Melaksanakan Terdakwa Kasus 'Ikan Asin' Galih Ginanjar Kandas

Melaksanakan Terdakwa Kasus ‘Ikan Asin’ Galih Ginanjar Kandas

Uncategorized

Jakarta

Permohonan melaksanakan terdakwa kasus ‘ikan asin’ Galih Ginanjar ditolak Pengadilan Tinggi (PT) Jakarta. Galih bersama Rey Utami dengan Pablo Benoa dinilai bersalah melanggar UU ITE.

Kasus saat Rey wawancara Galih soal kehidupan masa lalu Galih. Kemudian Rey menanyakan kehidupan perkara hubungan dengan mantan istrinya. Galih menjawab yang pada intinya organ intim perempuan bau ikan asin.

Wawancara itu kemudian ditayangkan di akun Youtube Pablo-Rey. Mantan istri Galih tidak terima dan melaporkan kasus itu ke aparat penegak hukum. Ketiganya lalu ditahan dan diadili di PN Jaksel.

Pada 13 April 2020, PN Jaksel menyatakan ketiganya bersalah. Pablo dihukum 20 bulan penjara, Rey dihukum 16 bulan penjara & Galih 28 bulan penjara. Tak terima, Galih mengajukan banding.

Penasihat hukum Galih di dalam bandingnya menyampaikan pada pokoknya penolakan dan berpendapat bahwa pertimbangan patokan amar putusan judex factie tingkat pertama Nomor 1327/Pid. Sus/2019/PN. Jkt. Sel tersebut tidak tepat serta tidak benar. Selain itu serupa mengabaikan fakta-fakta hukum yang tersedia dengan pertimbangan hukum dan penafsiran hukum yang sangat tidak langsung bahkan keliru sehingga menimbulkan ketidakadilan.

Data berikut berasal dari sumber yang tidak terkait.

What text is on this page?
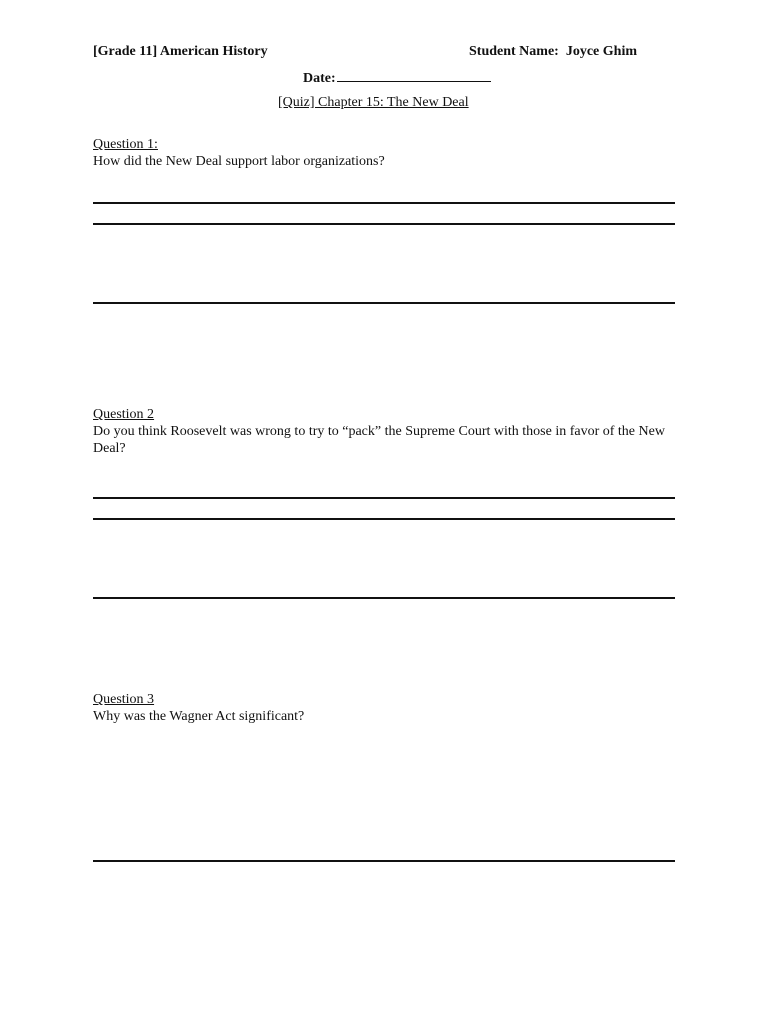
[Grade 11] American History	Student Name: Joyce Ghim
Date:
[Quiz] Chapter 15: The New Deal
Question 1:
How did the New Deal support labor organizations?
Question 2
Do you think Roosevelt was wrong to try to “pack” the Supreme Court with those in favor of the New Deal?
Question 3
Why was the Wagner Act significant?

Lalu apa sebutan majelis tinggi?

“Menguatkan putusan Pengadilan Negeri Jakarta Daksina Nomor 1327/Pid. Sus/2019/PN. Jkt. Sel tanggal 13 April 2020 yang dimintakan banding tersebut, ” perkataan majelis tinggi yang tertuang dalam putusan sebagaimana dilansir website PT Jakarta, Kamis (9/7/2020).

Duduk sebagai ketua majelis Haryono dengan anggota Indah Sulistyowati serta Sirande Palayukan. Majelis tinggi membenarkan bila ketiga terdakwa dengan berniat dan tanpa hak turut mengikuti membuat dapat diaksesnya informasi elektronik yang memiliki muatan penghinaan yang mengakibatkan kerugian bagi orang asing.

“Majelis Hakim level banding sependapat dengan perbuatannya sebab pidana yang dijatuhkan terhadap Para-para Terdakwa cukup adil dan cocok, ” ujar majelis tinggi dengan suara bulat.